The objective, as Zeev Rotstein, director of the prestigious medical organization Hadassah, explained to DEF, was “to move towards a system similar to that of the United Kingdom”. How is the system financed? “We Israelis pay our taxes to the government and it is the government that allocates resources to providers on a per capita basis, which takes into account age and a number of other health factors. It is not a pure model, but a hybrid system that has proven to work very well ”, he completed. The possibility of choosing between different Kupat Jolim has made it possible to maintain a high quality of performance.

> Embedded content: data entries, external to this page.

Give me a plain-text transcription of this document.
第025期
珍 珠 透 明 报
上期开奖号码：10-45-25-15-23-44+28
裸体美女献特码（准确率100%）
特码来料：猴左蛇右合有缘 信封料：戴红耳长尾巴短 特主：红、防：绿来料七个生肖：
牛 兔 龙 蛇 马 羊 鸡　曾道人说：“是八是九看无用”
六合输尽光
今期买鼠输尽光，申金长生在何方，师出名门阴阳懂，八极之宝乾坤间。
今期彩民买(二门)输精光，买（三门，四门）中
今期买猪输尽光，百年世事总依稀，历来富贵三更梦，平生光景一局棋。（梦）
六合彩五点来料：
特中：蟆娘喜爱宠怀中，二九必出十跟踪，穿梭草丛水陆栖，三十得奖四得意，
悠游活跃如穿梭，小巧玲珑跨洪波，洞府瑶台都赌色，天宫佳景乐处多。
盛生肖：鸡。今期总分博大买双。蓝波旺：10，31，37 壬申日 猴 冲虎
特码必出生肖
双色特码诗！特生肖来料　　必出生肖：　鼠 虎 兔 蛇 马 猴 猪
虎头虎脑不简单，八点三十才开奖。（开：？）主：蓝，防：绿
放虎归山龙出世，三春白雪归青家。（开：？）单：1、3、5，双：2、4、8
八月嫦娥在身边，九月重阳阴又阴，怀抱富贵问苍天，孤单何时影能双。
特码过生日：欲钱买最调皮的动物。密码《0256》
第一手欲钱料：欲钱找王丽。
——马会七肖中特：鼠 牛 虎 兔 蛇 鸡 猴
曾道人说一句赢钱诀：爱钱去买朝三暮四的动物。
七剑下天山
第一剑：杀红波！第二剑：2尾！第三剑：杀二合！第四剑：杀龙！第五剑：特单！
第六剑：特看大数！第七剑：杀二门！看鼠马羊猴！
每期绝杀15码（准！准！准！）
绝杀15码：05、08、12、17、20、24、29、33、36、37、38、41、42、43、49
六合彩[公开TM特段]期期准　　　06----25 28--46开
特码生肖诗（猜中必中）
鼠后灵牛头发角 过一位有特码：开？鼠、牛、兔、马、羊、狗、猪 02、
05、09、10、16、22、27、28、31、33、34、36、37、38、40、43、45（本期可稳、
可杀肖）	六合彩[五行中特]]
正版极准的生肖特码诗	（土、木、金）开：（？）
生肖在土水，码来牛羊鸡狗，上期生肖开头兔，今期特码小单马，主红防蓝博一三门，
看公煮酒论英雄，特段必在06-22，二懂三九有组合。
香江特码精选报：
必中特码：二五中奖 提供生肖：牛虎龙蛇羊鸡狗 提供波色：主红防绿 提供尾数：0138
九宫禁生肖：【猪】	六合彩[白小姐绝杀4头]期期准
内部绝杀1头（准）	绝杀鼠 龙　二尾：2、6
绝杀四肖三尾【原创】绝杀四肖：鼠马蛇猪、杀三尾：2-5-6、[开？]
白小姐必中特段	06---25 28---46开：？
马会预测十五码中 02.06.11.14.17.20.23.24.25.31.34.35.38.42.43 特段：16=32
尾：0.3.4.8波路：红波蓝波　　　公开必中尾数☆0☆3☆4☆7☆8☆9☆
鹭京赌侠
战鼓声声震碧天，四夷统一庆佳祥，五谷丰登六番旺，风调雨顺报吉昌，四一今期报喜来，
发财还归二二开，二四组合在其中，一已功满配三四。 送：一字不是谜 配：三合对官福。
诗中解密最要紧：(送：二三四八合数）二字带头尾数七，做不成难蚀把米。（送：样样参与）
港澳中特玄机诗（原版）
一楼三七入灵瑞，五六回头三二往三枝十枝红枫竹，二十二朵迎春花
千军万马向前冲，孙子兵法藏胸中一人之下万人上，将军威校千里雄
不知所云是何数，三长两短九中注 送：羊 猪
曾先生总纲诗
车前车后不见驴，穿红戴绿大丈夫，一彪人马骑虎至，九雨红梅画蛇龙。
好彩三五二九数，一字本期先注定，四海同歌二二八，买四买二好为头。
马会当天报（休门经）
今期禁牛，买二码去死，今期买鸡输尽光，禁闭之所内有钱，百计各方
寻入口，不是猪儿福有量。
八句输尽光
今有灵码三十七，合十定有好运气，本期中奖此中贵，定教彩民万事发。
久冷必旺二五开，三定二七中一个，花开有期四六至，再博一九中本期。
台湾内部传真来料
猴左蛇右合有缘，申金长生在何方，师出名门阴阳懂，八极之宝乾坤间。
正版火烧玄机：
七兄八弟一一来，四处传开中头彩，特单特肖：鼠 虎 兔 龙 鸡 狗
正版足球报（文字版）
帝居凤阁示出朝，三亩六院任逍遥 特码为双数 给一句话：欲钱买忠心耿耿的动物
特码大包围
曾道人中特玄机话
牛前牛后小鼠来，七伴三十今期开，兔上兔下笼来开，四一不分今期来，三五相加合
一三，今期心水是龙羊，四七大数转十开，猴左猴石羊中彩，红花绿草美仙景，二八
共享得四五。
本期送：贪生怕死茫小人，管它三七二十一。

This was illustrated by David Chinitz, a professor at the School of Medicine of the Hebrew University of Jerusalem, in an article published on the Tabletmag.com portal: “Citizens can change the providers of their health plans every year. Although the percentage of those who opt for new providers is low, the providers work hard to keep their policyholders satisfied and to attract new clients. The competition is for an improvement in the quality of the service: “Israel’s health indicators, such as life expectancy and infant mortality, are among the best in the world, without prejudice to the fact that there are still gaps between different ethnic groups and Social classes, however, the latter have less to do with difficulties in accessing the system for economic or geographical reasons, and are, rather, attributable to other factors, such as educational level.
Therefore, the Ministry of Health and service providers are responsible for developing programs aimed at closing these gaps. The efforts have proven to be successful, although there is still a long way to go. ” “Israel is spending 7.5 percent of its GDP on health and its system is equitable, practical and crystalline; in it, the rich and the poor have access to the same services “, Zeev Rotstein pointed out to us, while detailing that “The basket of medical services established by law ranges from transplants to chronic medication and hospitalization, and is periodically updated by an independent professional committee”.